Today’s alphabetical challenge was G. There are very few medical conditions starting with G, and Gaucher’s disease is one of them. This is a genetic storage disease in which metabolic products of cells cannot be expelled from cells due to a deficiency in one of the enzyme processes. This results in a massive build-up of unwanted product within the cell. Big cells mean big organs, and those organs which store the particular metabolite (in this instance a sphingolipid) are most affected. Big spleens, livers, and particularly deformed bones are characteristic. The earliest treatment consisted of extracting the deficient enzyme from human placentas and giving this as an injection for life. This has now been superseded by a complex process of recombining DNA in a bacterium which then produces this enzyme and bypasses the risks of using human material.

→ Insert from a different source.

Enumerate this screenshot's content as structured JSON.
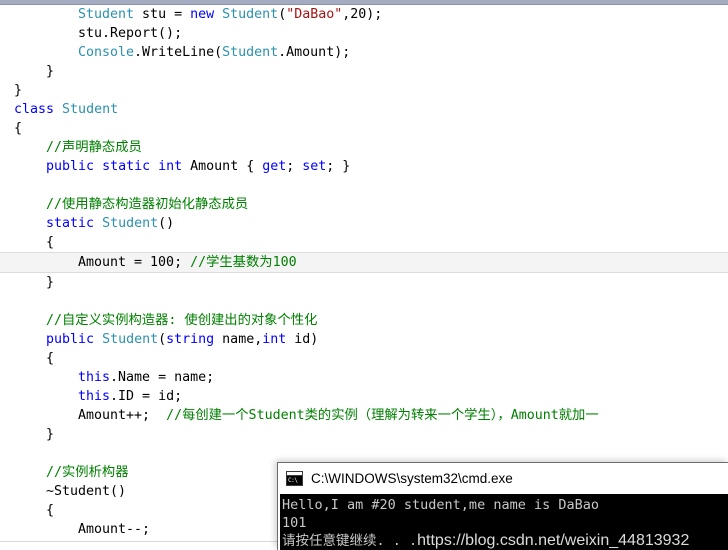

In the past, and even when I was training, these patients were considered incurable and allowed to die. Scientific breakthroughs, like enzyme substitution therapy, has allowed some people with this condition to live a reasonable life. At the same time some people thus afflicted have lived for many years with accompanying financial, emotional, and other hardships to themselves and families, without hope of recovery.
This image includes the Chest X-ray of a boy with Gaucher’s syndrome from the radiology museum of cases. It also includes a red flower, and a faded grey and pink banana leaf texture. These combine to give a star-burst which I see as symbolic of the hope for a breakthrough in gene therapy which can alleviate this condition.